About nine million people used the medical expense deduction in 2015 (the latest year information is available), claiming an estimated $87 billion in deductions.

This means that those who utilized the deduction — it’s only available to taxpayers who itemize their deductions — have extraordinarily high out-of-pocket health care costs. Additionally, many disabled Americans who file their own taxes may not realize the deduction even exists and, therefore, have not taken advantage of it.

For those who utilize it, however, the deduction is incredibly important to ensuring their financial well-being. The majority of those who claim the deduction have incomes of less than $75,000. They’re also the most vulnerable Americans: people already carrying catastrophic medical issues and the accompanying expenses, often with this deduction serving as the only barrier between them and poverty.

Shirking ADA compliance

A second provision would reduce the progress made over the last few decades to improve public access for people with disabilities.

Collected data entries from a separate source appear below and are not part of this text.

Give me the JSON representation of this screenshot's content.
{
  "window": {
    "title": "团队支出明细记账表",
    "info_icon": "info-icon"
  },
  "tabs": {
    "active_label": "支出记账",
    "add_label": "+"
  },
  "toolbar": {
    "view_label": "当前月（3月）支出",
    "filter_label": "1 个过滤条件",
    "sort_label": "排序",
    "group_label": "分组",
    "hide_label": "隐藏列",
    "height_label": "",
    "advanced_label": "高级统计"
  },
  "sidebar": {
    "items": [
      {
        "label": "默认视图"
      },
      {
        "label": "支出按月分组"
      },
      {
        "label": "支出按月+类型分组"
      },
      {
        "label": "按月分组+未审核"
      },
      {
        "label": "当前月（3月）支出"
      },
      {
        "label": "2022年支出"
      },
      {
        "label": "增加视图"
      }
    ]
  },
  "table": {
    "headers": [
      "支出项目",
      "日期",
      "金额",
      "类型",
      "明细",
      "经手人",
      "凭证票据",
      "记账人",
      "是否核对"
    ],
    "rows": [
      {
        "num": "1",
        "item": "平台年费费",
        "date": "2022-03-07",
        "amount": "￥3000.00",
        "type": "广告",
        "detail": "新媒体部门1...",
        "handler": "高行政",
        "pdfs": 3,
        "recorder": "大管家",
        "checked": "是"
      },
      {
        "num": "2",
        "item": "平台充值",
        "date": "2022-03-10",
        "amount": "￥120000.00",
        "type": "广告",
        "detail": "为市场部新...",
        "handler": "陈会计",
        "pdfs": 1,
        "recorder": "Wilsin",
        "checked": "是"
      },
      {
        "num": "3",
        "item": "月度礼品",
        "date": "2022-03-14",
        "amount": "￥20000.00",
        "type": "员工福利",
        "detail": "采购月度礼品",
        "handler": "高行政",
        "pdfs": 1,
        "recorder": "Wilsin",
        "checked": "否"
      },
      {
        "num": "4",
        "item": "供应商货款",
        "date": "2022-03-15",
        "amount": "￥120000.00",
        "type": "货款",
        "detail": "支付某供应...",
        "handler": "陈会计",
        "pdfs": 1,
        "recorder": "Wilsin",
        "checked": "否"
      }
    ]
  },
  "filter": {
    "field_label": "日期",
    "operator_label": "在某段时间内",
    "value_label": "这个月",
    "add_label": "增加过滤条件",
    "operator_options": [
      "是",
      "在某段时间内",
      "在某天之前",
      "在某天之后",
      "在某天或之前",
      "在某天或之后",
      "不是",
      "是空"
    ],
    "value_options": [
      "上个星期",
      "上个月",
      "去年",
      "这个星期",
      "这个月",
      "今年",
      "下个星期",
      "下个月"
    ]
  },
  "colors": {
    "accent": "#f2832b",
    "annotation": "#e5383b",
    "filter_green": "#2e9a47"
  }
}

Currently, small businesses can get a tax credit — the Disabled Access Credit — on any improvements they make to their facilities to make them more accessible. This credit has been vital for pushing back against (while providing a financial incentive to) businesses that claim it’s too expensive to comply with the Americans with Disabilities Act (ADA), despite having more than 26 years to become compliant.

The House bill eliminates this credit. Even worse, it comes on the heels of the House introducing legislation that would weaken the rights afforded by the ADA.

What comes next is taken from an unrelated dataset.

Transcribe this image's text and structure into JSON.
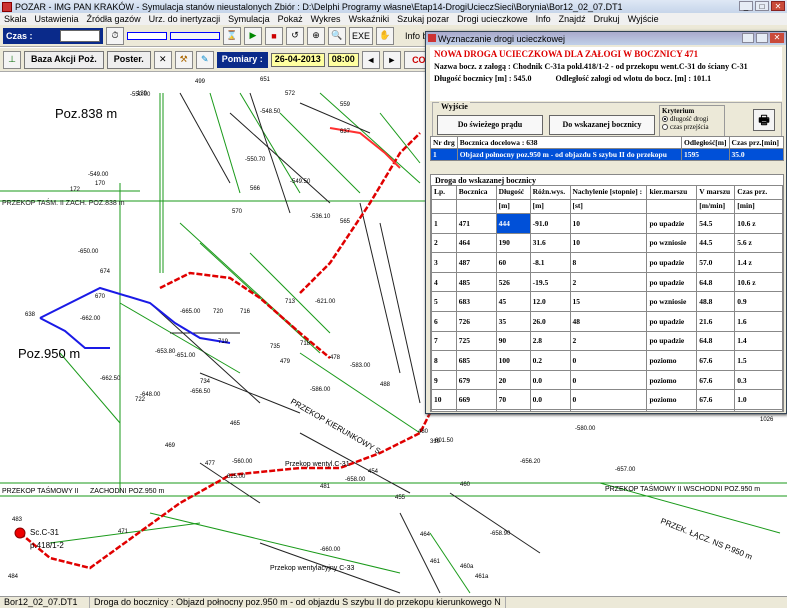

In a perfect world, disabled Americans wouldn’t have to rely on tax credits and medical deductions to achieve their basic medical needs and keep their families from going bankrupt.

But in the current fiscal climate, tax deductions are a workable alternative. Ideally, businesses would take into account the needs of all people before (and after) opening their doors, and tax incentives provided to simply adhere to existing law wouldn’t be necessary. However, this is not a perfect world.

What Congress and you can do

Congress might not be proactively trying to place additional burdens on mobility-impaired Americans, who already face obstacles to employment, disproportionate medical expenses and financial hardships. And it might not intend to exacerbate compliance issues with the vital laws that protect people with disabilities.

The reality, though, is that the needs and basic rights of people with disabilities aren’t being considered at all, a problem this population has experienced for a very long time.

There is hope. The Senate can change that by making sure that the removal of these two important tax credits is not included in its version of the bill and proving that it truly values the members of a community that is regularly overlooked. I encourage people with disabilities, as well as anybody who knows someone living with a disability, to call their representatives and educate them on the debilitating effects that will inevitably result from these provisions.